The case of Rafiq is only one example of the overall situation of the country’s teaching profession.
Rafiq dreamed of changing the education system after being appointed as a primary school headmaster in the non-cadre 34th Bangladesh Civil Service.
He joined a school in Gaibandha with much enthusiasm and tried his best to make his institution a place for better primary education.
But, it did not take long for him to be disillusioned. Consequently, he left the job.
Poor salary, a lack of social value and other facilities were behind the decision.
Now, Rafiq works as an officer at the Bangladesh Bank. The case of Rafiq is only one example of the overall situation of the country's teaching profession.
"Teachers have a vital role in building of a nation. But in Bangladesh, they have no social value. That is why talented students quit this profession," said
Pathan Md Saiduzzaman, who also left teaching and joined the administration through the 34th BCS.
The government appointed 898 primary school headmasters, a non-cadre and second-class post, from the 34th BCS and another 350 from the 36th.
At least 60 percent of these teachers left their job.
The scenario at the public universities is quite different as teachers there enjoy more economic and social value. But the condition of secondary and higher secondary schools and even degree or honours level colleges is not like that.
According to a 2017 report by the Implementation Monitoring and Evaluation Division (IMED) of the planning ministry, 60 percent students think they require private tuition to understand creative questions properly. Another report by the Directorate of
Secondary and Higher Education said over 50 percent teachers were unable to prepare creative questions for their students.
According to the data of the Bangladesh Public Service Commission, more than 4.12 lakh candidates applied for 1,903 posts in the 40th BCS.
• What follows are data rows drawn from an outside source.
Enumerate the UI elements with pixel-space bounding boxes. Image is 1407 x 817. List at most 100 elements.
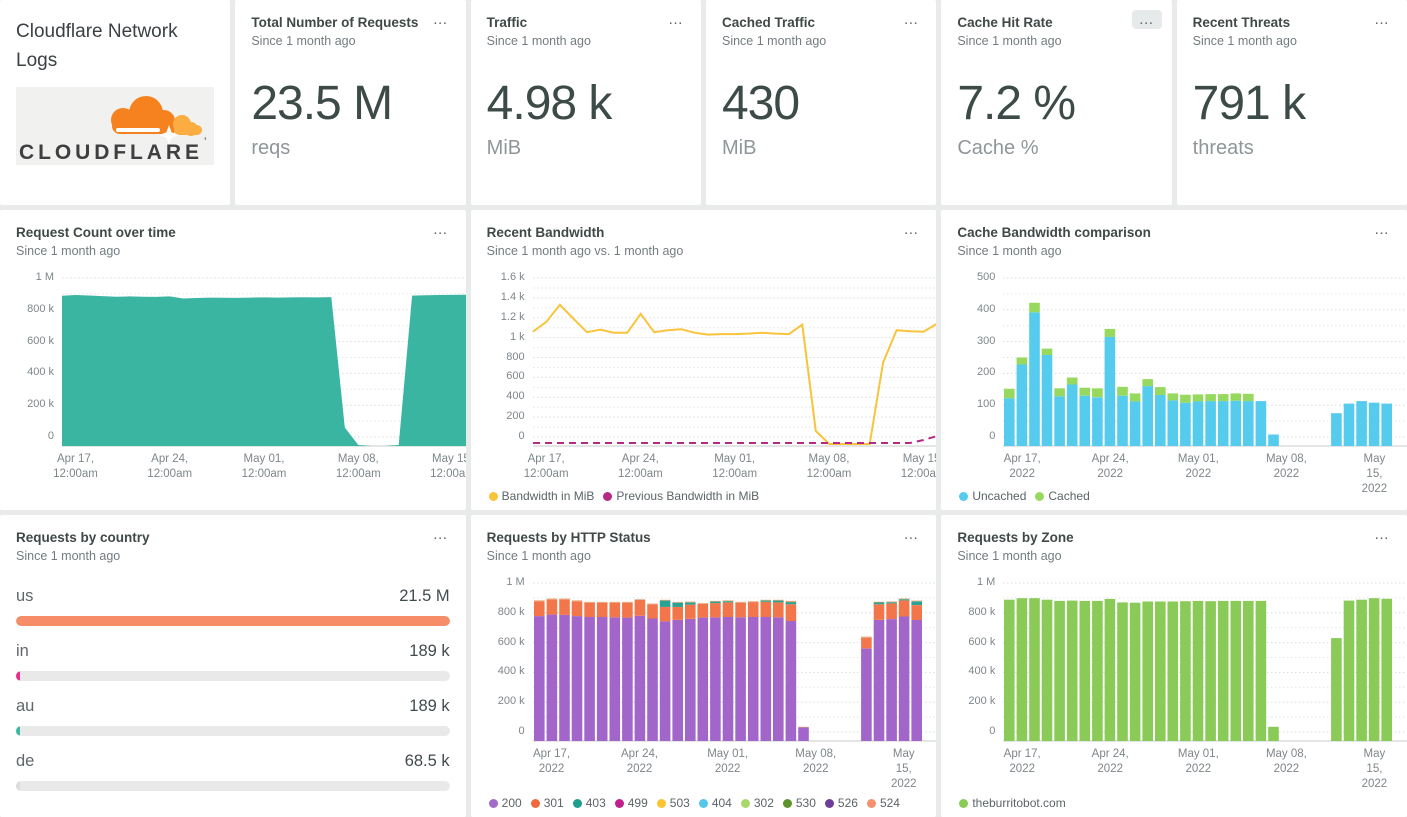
x-axis-tick: May 01, 2022 — [707, 748, 749, 775]
panel-subtitle: Since 1 month ago — [721, 33, 827, 48]
y-axis-label: 0 — [989, 430, 996, 442]
stat-value: 4.98 k — [486, 76, 613, 130]
x-axis-tick: May 01, 12:00am — [241, 453, 287, 480]
legend-item[interactable]: Cached — [1035, 489, 1090, 503]
legend-label: theburritobot.com — [972, 796, 1066, 810]
legend-item[interactable]: 200 — [488, 796, 522, 810]
legend-label: 403 — [585, 796, 606, 810]
y-axis-label: 300 — [976, 334, 996, 347]
y-axis-label: 600 k — [27, 334, 54, 347]
country-code: de — [16, 752, 35, 770]
x-axis-tick: Apr 17, 2022 — [533, 748, 571, 775]
http-status-chart[interactable]: 1 M 800 k 600 k 400 k 200 k 0 Apr 17, 2022 Apr … — [487, 576, 937, 790]
legend-dot-icon — [782, 798, 792, 808]
country-bar-track — [16, 726, 450, 736]
stat-value: 791 k — [1192, 76, 1306, 130]
panel-menu-button[interactable]: … — [426, 525, 456, 544]
legend-item[interactable]: 404 — [698, 796, 732, 810]
request-count-chart[interactable]: 1 M 800 k 600 k 400 k 200 k 0 Apr 17, 12:00am A… — [16, 271, 466, 480]
legend-dot-icon — [614, 798, 624, 808]
legend-item[interactable]: 526 — [824, 796, 858, 810]
country-value: 189 k — [409, 642, 450, 660]
legend-item[interactable]: 301 — [530, 796, 564, 810]
panel-menu-button[interactable]: … — [426, 220, 456, 239]
panel-menu-button[interactable]: … — [1367, 10, 1397, 29]
country-row[interactable]: in 189 k — [16, 636, 450, 691]
dashboard-grid: Cloudflare Network Logs CLOUDFLARE ’ Tot… — [0, 0, 1407, 817]
country-bar — [16, 671, 21, 681]
legend-dot-icon — [959, 798, 969, 808]
panel-title: Cache Hit Rate — [957, 15, 1053, 30]
y-axis-label: 800 k — [497, 605, 525, 618]
y-axis-label: 0 — [989, 725, 996, 737]
legend-item[interactable]: 403 — [572, 796, 606, 810]
stat-unit: Cache % — [957, 136, 1039, 159]
country-row[interactable]: de 68.5 k — [16, 746, 450, 801]
panel-subtitle: Since 1 month ago — [957, 243, 1062, 258]
y-axis-label: 1.4 k — [500, 290, 525, 303]
y-axis-label: 100 — [976, 398, 996, 411]
panel-title: Total Number of Requests — [251, 15, 419, 30]
y-axis-label: 400 k — [27, 366, 54, 379]
x-axis-tick: May 15, 2022 — [1361, 453, 1388, 495]
country-list: us 21.5 M in 189 k au 189 k de 68.5 k — [16, 581, 450, 801]
panel-subtitle: Since 1 month ago — [957, 548, 1062, 563]
panel-subtitle: Since 1 month ago — [16, 243, 121, 258]
legend-item[interactable]: 524 — [866, 796, 900, 810]
legend-item[interactable]: 499 — [614, 796, 648, 810]
legend-item[interactable]: 530 — [782, 796, 816, 810]
panel-recent-threats: Recent Threats Since 1 month ago … 791 k… — [1176, 0, 1407, 205]
x-axis-tick: May 08, 2022 — [1265, 748, 1307, 775]
panel-subtitle: Since 1 month ago — [486, 33, 591, 48]
panel-subtitle: Since 1 month ago — [16, 548, 121, 563]
panel-menu-button[interactable]: … — [1367, 525, 1397, 544]
panel-menu-button[interactable]: … — [896, 10, 926, 29]
stat-value: 7.2 % — [957, 76, 1076, 130]
country-row[interactable]: au 189 k — [16, 691, 450, 746]
panel-requests-by-country: Requests by country Since 1 month ago … … — [0, 515, 466, 817]
y-axis-label: 1 M — [35, 271, 54, 283]
legend-item[interactable]: 302 — [740, 796, 774, 810]
y-axis-label: 0 — [518, 430, 525, 442]
panel-menu-button[interactable]: … — [1367, 220, 1397, 239]
panel-menu-button[interactable]: … — [661, 10, 691, 29]
cache-bandwidth-chart[interactable]: 500 400 300 200 100 0 Apr 17, 2022 Apr 24, 2022… — [957, 271, 1407, 495]
panel-menu-button[interactable]: … — [896, 525, 926, 544]
country-code: au — [16, 697, 35, 715]
country-value: 21.5 M — [399, 587, 450, 605]
panel-traffic: Traffic Since 1 month ago … 4.98 k MiB — [470, 0, 701, 205]
legend-dot-icon — [866, 798, 876, 808]
country-bar — [16, 726, 21, 736]
y-axis-label: 600 k — [497, 635, 525, 648]
legend-label: 404 — [711, 796, 732, 810]
legend-label: 530 — [795, 796, 816, 810]
country-row[interactable]: us 21.5 M — [16, 581, 450, 636]
country-bar-track — [16, 781, 450, 791]
legend-item[interactable]: Previous Bandwidth in MiB — [603, 489, 759, 503]
country-value: 68.5 k — [404, 752, 450, 770]
legend-label: Bandwidth in MiB — [501, 489, 595, 503]
legend-item[interactable]: Uncached — [959, 489, 1026, 503]
chart-legend: Uncached Cached — [959, 489, 1090, 503]
chart-legend: theburritobot.com — [959, 796, 1066, 810]
panel-menu-button[interactable]: … — [896, 220, 926, 239]
panel-menu-button[interactable]: … — [426, 10, 456, 29]
y-axis-label: 500 — [976, 271, 996, 283]
panel-menu-button[interactable]: … — [1131, 10, 1162, 29]
legend-label: Previous Bandwidth in MiB — [616, 489, 760, 503]
panel-requests-by-http-status: Requests by HTTP Status Since 1 month ag… — [470, 515, 937, 817]
recent-bandwidth-chart[interactable]: 1.6 k 1.4 k 1.2 k 1 k 800 600 400 200 0 Apr 17, 1… — [487, 271, 937, 480]
legend-item[interactable]: 503 — [656, 796, 690, 810]
y-axis-label: 200 k — [27, 398, 54, 411]
legend-item[interactable]: theburritobot.com — [959, 796, 1066, 810]
legend-label: 503 — [669, 796, 690, 810]
legend-item[interactable]: Bandwidth in MiB — [488, 489, 595, 503]
x-axis-tick: May 15, 2022 — [890, 748, 917, 790]
legend-dot-icon — [959, 491, 969, 501]
y-axis-label: 400 — [506, 390, 525, 403]
zone-chart[interactable]: 1 M 800 k 600 k 400 k 200 k 0 Apr 17, 2022 Apr … — [957, 576, 1407, 790]
legend-label: 524 — [879, 796, 900, 810]
x-axis-tick: May 08, 12:00am — [806, 453, 852, 480]
country-label-row: us 21.5 M — [16, 581, 450, 606]
stat-unit: threats — [1192, 136, 1254, 159]
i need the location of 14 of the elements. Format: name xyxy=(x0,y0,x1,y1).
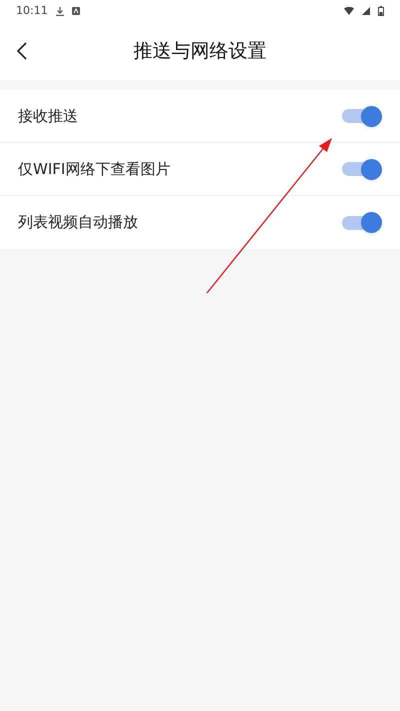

But less than 1 percent of these applicants chose general education as their first preferred field of profession.
Officials from the education ministry said the government is concerned about the situation.
They said reformation in the system is a must.
Secretary for primary and mass education Md Akram-al-Hossain said, "We are working to reduce the discrimination in teachers' salaries."
Senior Secretary of the education ministry Md Sohrab Hossain said, "We are trying to take teachers to a prestigious status. We are now emphasising teachers' training so that they can produce quality manpower for the nation."
Educationist Professor Emeritus Serajul Islam Chowdhury criticised the current education system.
"The creative question system has no connection to the textbooks. It is harmful to the education system. Neither students nor teachers have a clear idea of what the creative questions mean. This has created a dependence on coaching centres and guide books," he said.
Educationist Professor Syed Manzoorul Islam said the government must ensure the social value and good salary for teachers.
"Professional knowledge and skills of teachers are the most important factors for quality education. This requires stronger training upfront and continual professional development and support to strengthen performance and the learning outcomes," he added.
Teachers' training and outcome
There are around 1.34 lakh government and non-government schools in the country employing 6.24 lakh teachers. Of them, 65,000 are government schools with more than 3.70 lakh teachers.
Of the total teachers, 2.39 lakh received the Certificate-in-Education training while 11,312 received the Diploma-in-Education certificates.
According to a World Bank report, there is a huge learning gap in the schools in Bangladesh.
It observed that 35 percent of the students who passed grade three cannot even read Bangla comprehensively.
It identified the low quality of teaching practices as a major cause for the poor learning condition of the students.
"Bangladesh has to provide required and qualitative teachers, develop the workforce with market-relevant skills, promoting research and higher education with equal participation from all," the report said.
According to the Bangladesh Bureau of Educational Information and Statistics, around 2.44 lakh teachers are in the 20,467 secondary educational institutions – 63 percent of them received training.
Only 21 percent madrasa teachers are trained.
Teachers' Day 2019
With such reality Bangladesh is observing the World Teachers' Day today, the theme for this year being "Young Teachers: The Future of the Profession."
The World Teachers' Day, observed on October 5 since 1994, celebrates teachers and their role in meeting the needs of future generations.
The Sustainable Development Goal 4 of the United Nations has pledged to achieve universal primary and secondary education by 2030.
To achieve that goal the number of qualified teachers must be increased, said the UN.